L’Unité des enquêtes spéciales (« l’ UES » ou « l’Unité ») est un organisme civil d’application de la loi qui mène des enquêtes sur les incidents à l’origine de blessures graves, de décès ou d’allégations d’agressions sexuelles, dans lesquels des agents de police sont en cause. La compétence de l’Unité s’étend à plus de 50 corps de police municipaux, régionaux et provinciaux dans l’ensemble de l’Ontario.

En vertu de la Loi sur les services policiers, le directeur de l’ UES doit déterminer, d’après les preuves recueillies dans une enquête, si un agent a commis une infraction criminelle en rapport avec l’incident faisant l’objet de l’enquête. Si à la suite de l’enquête, il existe des motifs raisonnables de croire qu’une infraction a été commise, le directeur a le pouvoir de déposer un chef d’accusation à l’encontre de l’agent. Subsidiairement, s’il n’y a aucun motif raisonnable de croire qu’une infraction criminelle a été commise, le directeur ne dépose pas d’accusation, mais remet un rapport au procureur général pour l’informer des résultats de l’enquête.
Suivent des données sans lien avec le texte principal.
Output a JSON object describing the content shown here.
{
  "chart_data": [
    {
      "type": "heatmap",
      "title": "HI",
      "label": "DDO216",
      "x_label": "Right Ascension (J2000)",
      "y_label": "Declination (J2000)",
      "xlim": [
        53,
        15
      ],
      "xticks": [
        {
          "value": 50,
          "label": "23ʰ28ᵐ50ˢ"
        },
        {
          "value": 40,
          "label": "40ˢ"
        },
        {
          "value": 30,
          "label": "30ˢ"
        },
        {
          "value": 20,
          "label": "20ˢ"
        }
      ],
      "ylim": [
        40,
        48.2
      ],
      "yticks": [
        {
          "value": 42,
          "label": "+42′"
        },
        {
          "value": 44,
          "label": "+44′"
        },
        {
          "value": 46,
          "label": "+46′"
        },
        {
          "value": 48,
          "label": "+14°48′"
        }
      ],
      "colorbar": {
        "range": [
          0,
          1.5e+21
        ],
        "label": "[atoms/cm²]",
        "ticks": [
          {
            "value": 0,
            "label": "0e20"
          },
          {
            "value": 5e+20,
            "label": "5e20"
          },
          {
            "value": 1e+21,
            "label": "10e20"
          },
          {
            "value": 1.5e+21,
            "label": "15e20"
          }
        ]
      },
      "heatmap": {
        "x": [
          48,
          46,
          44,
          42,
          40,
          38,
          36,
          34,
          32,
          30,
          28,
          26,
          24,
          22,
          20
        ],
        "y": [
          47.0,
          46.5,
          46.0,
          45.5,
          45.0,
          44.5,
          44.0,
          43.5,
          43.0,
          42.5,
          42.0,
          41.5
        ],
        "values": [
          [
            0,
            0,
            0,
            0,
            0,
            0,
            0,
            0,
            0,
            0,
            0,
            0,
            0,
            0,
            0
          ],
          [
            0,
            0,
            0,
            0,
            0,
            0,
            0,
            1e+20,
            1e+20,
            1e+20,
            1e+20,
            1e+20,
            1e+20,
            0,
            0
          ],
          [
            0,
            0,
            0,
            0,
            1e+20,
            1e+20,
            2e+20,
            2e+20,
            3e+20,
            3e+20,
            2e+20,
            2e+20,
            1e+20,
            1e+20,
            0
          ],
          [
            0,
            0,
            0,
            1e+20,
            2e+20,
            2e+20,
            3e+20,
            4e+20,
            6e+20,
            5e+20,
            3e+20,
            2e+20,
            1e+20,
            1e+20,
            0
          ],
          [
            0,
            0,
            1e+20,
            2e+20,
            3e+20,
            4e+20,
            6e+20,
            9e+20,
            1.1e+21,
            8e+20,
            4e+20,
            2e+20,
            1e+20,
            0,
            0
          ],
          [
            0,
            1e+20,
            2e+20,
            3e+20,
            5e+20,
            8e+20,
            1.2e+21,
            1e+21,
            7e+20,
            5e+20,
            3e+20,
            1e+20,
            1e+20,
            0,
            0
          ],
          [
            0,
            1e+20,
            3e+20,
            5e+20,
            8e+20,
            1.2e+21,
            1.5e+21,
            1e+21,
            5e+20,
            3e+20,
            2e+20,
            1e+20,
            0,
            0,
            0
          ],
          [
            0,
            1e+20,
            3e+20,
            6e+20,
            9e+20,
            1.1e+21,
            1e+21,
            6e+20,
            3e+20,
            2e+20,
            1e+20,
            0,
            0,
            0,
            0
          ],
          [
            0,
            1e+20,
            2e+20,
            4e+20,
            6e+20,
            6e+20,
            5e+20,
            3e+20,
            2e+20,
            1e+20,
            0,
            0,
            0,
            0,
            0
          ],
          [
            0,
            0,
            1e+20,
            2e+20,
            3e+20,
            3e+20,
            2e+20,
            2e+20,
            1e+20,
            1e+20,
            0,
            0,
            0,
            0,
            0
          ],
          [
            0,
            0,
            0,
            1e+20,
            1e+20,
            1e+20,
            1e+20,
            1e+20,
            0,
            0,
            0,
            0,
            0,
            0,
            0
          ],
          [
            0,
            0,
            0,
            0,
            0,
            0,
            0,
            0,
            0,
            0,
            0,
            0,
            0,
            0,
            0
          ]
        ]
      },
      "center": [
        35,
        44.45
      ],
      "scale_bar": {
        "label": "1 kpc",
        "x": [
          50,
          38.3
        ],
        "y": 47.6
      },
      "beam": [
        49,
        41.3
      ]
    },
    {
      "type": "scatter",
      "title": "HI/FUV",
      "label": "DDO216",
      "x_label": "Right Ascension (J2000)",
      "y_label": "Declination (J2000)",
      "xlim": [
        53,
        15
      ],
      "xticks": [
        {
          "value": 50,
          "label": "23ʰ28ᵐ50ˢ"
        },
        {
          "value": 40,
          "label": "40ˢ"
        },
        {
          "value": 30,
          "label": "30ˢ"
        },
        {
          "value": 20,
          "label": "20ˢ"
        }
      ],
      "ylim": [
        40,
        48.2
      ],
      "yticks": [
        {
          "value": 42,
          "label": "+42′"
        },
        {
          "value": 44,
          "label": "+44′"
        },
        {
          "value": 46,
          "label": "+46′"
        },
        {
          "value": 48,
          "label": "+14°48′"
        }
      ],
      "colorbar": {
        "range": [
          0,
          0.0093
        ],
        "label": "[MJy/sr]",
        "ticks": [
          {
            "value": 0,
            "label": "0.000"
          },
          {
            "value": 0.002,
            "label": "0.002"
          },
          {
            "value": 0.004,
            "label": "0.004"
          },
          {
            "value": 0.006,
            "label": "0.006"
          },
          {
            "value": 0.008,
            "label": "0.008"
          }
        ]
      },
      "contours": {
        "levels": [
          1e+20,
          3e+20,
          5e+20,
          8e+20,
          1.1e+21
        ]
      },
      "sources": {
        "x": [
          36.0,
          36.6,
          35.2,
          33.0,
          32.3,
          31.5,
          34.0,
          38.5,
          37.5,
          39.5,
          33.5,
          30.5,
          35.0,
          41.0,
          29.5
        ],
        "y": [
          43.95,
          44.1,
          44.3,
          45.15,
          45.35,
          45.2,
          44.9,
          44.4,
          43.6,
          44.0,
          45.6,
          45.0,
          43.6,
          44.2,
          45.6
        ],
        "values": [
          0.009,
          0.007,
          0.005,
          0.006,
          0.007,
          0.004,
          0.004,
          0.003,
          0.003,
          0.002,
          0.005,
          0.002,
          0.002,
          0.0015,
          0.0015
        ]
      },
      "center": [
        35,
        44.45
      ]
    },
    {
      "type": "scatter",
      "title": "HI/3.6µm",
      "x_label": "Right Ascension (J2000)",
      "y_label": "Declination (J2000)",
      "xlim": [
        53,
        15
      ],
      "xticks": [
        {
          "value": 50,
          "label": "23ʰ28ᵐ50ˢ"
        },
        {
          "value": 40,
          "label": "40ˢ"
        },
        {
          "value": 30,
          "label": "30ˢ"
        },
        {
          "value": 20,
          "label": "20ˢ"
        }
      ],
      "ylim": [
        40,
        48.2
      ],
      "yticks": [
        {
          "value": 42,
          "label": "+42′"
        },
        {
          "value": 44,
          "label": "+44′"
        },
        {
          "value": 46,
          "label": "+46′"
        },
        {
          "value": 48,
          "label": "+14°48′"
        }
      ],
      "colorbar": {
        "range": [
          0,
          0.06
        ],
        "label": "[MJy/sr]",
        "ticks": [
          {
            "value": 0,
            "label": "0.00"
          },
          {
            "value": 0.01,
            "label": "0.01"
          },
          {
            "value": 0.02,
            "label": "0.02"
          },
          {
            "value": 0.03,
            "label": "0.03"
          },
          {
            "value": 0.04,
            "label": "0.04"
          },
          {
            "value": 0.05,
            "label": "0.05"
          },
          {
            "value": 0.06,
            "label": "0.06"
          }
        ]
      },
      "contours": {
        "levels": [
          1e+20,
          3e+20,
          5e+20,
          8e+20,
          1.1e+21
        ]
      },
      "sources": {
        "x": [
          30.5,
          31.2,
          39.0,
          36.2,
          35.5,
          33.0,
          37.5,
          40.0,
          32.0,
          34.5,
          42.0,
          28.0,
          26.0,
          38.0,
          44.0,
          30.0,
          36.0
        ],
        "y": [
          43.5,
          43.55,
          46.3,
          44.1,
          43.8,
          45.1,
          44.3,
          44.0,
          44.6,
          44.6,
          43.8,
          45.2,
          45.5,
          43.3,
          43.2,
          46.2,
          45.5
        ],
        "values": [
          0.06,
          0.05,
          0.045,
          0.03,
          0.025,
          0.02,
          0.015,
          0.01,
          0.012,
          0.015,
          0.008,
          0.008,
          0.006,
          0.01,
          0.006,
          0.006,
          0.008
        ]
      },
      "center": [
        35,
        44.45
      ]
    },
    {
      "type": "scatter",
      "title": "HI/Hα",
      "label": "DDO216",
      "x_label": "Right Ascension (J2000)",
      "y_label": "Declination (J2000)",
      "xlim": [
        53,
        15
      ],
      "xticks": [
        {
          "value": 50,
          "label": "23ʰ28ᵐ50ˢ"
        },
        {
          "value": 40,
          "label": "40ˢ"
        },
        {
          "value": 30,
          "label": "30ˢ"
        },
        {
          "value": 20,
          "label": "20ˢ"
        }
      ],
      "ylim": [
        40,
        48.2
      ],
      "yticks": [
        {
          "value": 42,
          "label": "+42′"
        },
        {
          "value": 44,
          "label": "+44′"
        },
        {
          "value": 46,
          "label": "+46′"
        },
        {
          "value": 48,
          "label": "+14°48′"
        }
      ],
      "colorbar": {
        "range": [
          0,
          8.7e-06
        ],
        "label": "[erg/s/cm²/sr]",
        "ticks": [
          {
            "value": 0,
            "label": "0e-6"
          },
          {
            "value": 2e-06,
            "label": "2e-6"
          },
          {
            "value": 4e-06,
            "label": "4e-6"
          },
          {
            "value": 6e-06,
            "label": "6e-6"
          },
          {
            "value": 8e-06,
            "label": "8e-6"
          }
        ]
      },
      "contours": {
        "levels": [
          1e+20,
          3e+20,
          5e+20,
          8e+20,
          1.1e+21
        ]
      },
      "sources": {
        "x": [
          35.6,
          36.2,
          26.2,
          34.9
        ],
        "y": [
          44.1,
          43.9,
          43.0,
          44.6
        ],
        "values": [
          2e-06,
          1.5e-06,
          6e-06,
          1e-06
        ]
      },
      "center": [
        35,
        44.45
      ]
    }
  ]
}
Restrictions concernant la divulgation de renseignements

Loi sur l’accès à l’information et la protection de la vie privée (La « LAIPVP »)

En vertu de l’article 14 de la LAIPVP (article relatif à l’application de la loi), certains renseignements peuvent être omis du présent rapport, notamment s’il est raisonnable de s’attendre à ce que leur divulgation ait pour effet, selon le cas :

  • de révéler des techniques et procédés d’enquête confidentiels utilisés par des organismes chargés de l’exécution de la loi;
  • de faire obstacle à une question qui concerne l’exécution de la loi ou à une enquête menée préalablement à une instance judiciaire.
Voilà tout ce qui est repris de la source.